In my early years of piano lessons, I hoarded them. What the hell was I going to do with a complete collection of Chopin etudes? Nothing, but as hoarder mentality goes, I thought I might play it in the future.

Along with it, I bought Czerny etudes, which looked intimading back then. Guess what, I've been using Czerny 599 since I re-enrolled in piano lessons last September. Am now half-way through. Not so intimading anymore.

While I'm at it, I also have the complete score of Cats, because I just love the damned musical. As I gain confidence in playing, I mess around with a few songs every now and then.

Maybe I'll soon give a Chopin etude a go.

*

My heart leapt when I saw Béla Bartók's Mikrokosmos, because I didn't expect to see it.

Where I avoid a life of excess, books are a worthy exception. There will always be space and time for them.

Last Monday, I dropped by several book shops in the area, feeling hopeful. Being out and about is something I've missed. What makes me happier is that my appetite for book-hunting is back.

The long walk was rewarded. I found what seemed to be the last copies of Béla Bartók's Mikrokosmos volumes 4 and 6, as well as a beautiful collection of Kundiman (traditional Filipino love songs) transcribed for piano.

Eagerly I scanned them, but not before I settled at a nice café to enjoy lunch and unwrapping my books. The difficulties in each page, coupled with the understanding of what made them difficult, were sources of excitement. Same goes when I open a book of poetry or fiction. It all felt familiar. It all felt new.

*

I, too, sometimes have regrets about delaying things. If I had focused on writing more in my twenties, then I would've already published my very own book.

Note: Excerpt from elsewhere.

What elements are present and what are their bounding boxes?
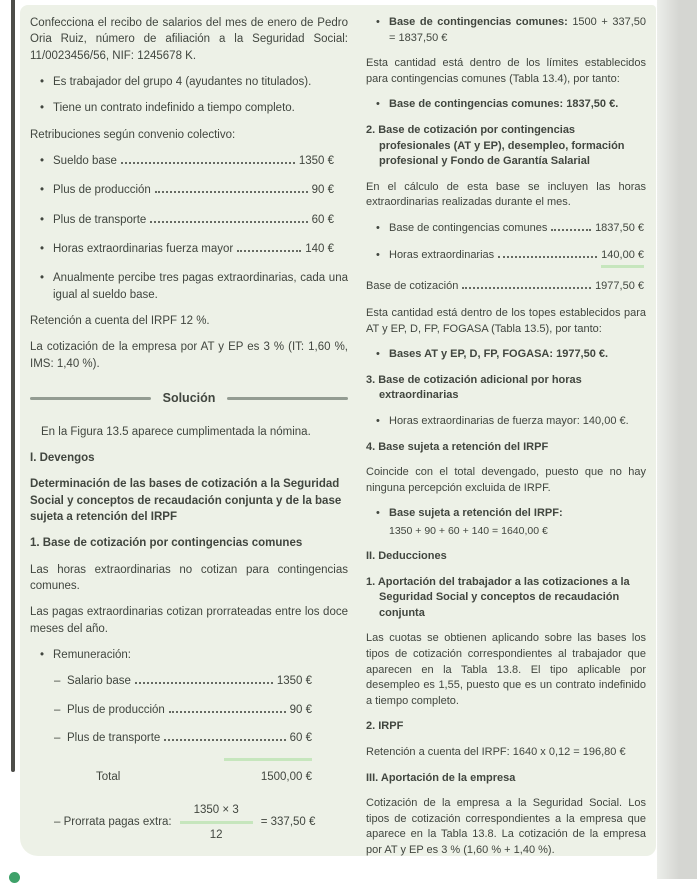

Those years, instead, were spent doing the things that I wanted to do when I wanted to do them: I went to graduate school and met some of my best friends, took piano leassons, learned to swim, somehow got into a conservatory, applied for jobs, quit them, earned, saved, invested, stared at clouds, drank vodka at the bar and pretended to like it.

No time was wasted. Although it appeared so due to a constant message of living a linear life-narrative. The moment I strayed from the part where we're supposed to fall in love at 16 should've been a clue that I am not meant for this brand of normalcy.

Neither is this pandemic taking away my zest for living despite everything it is taking away.